Davacının istifa ederek ayrılması nedeniyle kıdem tazminatına hak kazanmadığı. Davacının kıdem, yıllık izin, tazminat talebimin reddine karar verilmiştir.
Somut olayda, davalı taraf davacının imzaladığı bir istifa dilekçesi sunmuştur. Davacı dilekçede kendi isteği ile istifa ettiğini beyan etmiş ancak başka bir gerekçe belirtmemiştir. Davacı tarafın iş akdinin davacı tarafından haklı neden ile fesh edildiği iddiası mevcut olup, emsal Yargıtay içtihatları göz önüne alınarak, davacının iş akdinin fesh etmekte haklı bir nedenin olup olmadığını araştırmak gerekmektedir. Dosya kapsamında davacıya ödenmeyen fazla mesai ve resmi tatil ücretlerinin mevcudiyeti tespit edilmiş, ayrıca manevi tazminat hakkı verecek ölçüde olmasa da iş yerinde çalışanlara karşı olumsuz davranışları bulunduğu belirlenmiş olmakla, davacının iş akdini 4857 sayılı kanunun 24. maddesi kapsamında haklı nedenle feshettiği ve kıdem tazminatına hak kazandığı sonucuna varılmıştır. Mahkemece kıdem tazminatı talebinin reddine karar verilmesi isabetli değildir.
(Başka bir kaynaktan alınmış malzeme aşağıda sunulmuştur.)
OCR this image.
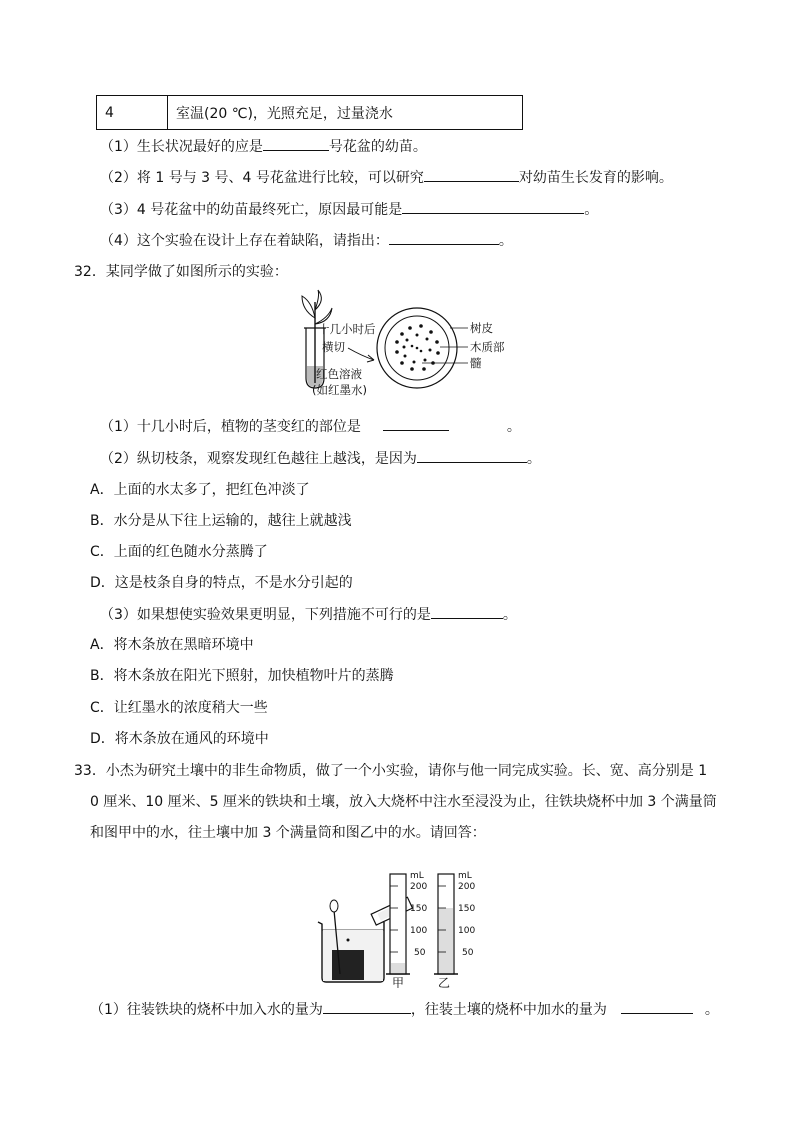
4	室温(20 ℃)，光照充足，过量浇水
（1）生长状况最好的应是	号花盆的幼苗。
（2）将 1 号与 3 号、4 号花盆进行比较，可以研究	对幼苗生长发育的影响。
（3）4 号花盆中的幼苗最终死亡，原因最可能是	。
（4）这个实验在设计上存在着缺陷，请指出：	。
32．某同学做了如图所示的实验：
十几小时后
横切
红色溶液
(如红墨水)
树皮
木质部
髓
（1）十几小时后，植物的茎变红的部位是	。
（2）纵切枝条，观察发现红色越往上越浅，是因为	。
A．上面的水太多了，把红色冲淡了
B．水分是从下往上运输的，越往上就越浅
C．上面的红色随水分蒸腾了
D．这是枝条自身的特点，不是水分引起的
（3）如果想使实验效果更明显，下列措施不可行的是	。
A．将木条放在黑暗环境中
B．将木条放在阳光下照射，加快植物叶片的蒸腾
C．让红墨水的浓度稍大一些
D．将木条放在通风的环境中
33．小杰为研究土壤中的非生命物质，做了一个小实验，请你与他一同完成实验。长、宽、高分别是 1
0 厘米、10 厘米、5 厘米的铁块和土壤，放入大烧杯中注水至浸没为止，往铁块烧杯中加 3 个满量筒
和图甲中的水，往土壤中加 3 个满量筒和图乙中的水。请回答：
mL
200
150
100
50
甲
mL
200
150
100
50
乙
（1）往装铁块的烧杯中加入水的量为	，往装土壤的烧杯中加水的量为	。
Davacı taraf manevi tazminatı talebinde bulunmuş ise de; …amirlerinden bir ustanın çalışanlara yönelik sert davarnadığı, hakaret içeren sözler söylediğini belirttikleri, ancak bunun özellikle davacının şahsına yönelik olduğuna, bu sözlerin davacıyı muhatap aldığına yada davacının da bulunduğu ortamlarda gerçekleştiğine ilişkin somut beyanları bulunmadığı anlaşılmaktadır. İşyerinde bir ustanın çalışanlara yönelik olumsuz davranış ve söylemlerde bulunması, davacının kişilik haklarının ihlal edildiğine, taciz veya davacıya yönelik davranışların işçiye haklı neden boyutunda iş akdinin feshine olanak verdiği, ancak manevi tazminat gerektiren boyuta ulaşmadığı değerlendirilerek, mahkemece manevi tazminat talebinin reddi kararında bir isabetsizlik görülmemiştir.” (İSTANBUL BÖL.ADL.MAH. 27.HD, E.2016/159, K.2017/230, T.02/03/2017)
Bu İstinaf Mahkemesi kararında olumlu bulduğumuz ve olumsuz bulduğumuz iki noktayı irdelemek gerekli;
Birincisi; istifa dilekçesini el yazısı ile yazmış olsa da, işçinin haklı fesih için sebepleri varsa, istifa dilekçesi yazan işçi, istifa iradesi ile değil haklı fesih iradesi ile hareket etmiş kabul ediliyor ve kıdem tazminatını alabiliyor. Bölge Adliye Mahkemesi bu yönüyle doğru bir karar vermiştir.
İkincisi; işçi, diğer arkadaşları ile birlikte toplu halde hakarete uğradığında, aşağılandığında, bu hakeretleri işverenin yetkililerine bildirilmiş olsa ve önlem alınmamış olsa bile, direkt şahsına yönelik hakaret olmadığından manevi tazminata hak kazanamıyor. Burada birden fazla işçiye karşı haksız fiil olduğu açık. Ancak İstinaf Mahkemesine göre; haksız fiili birkaç işçiye yönelik olarak uyguladığında, bu işçiler manevi tazminata hak kazanamıyor. Kararın bu yönüyle isabetli olmadığı kanaatindeyim.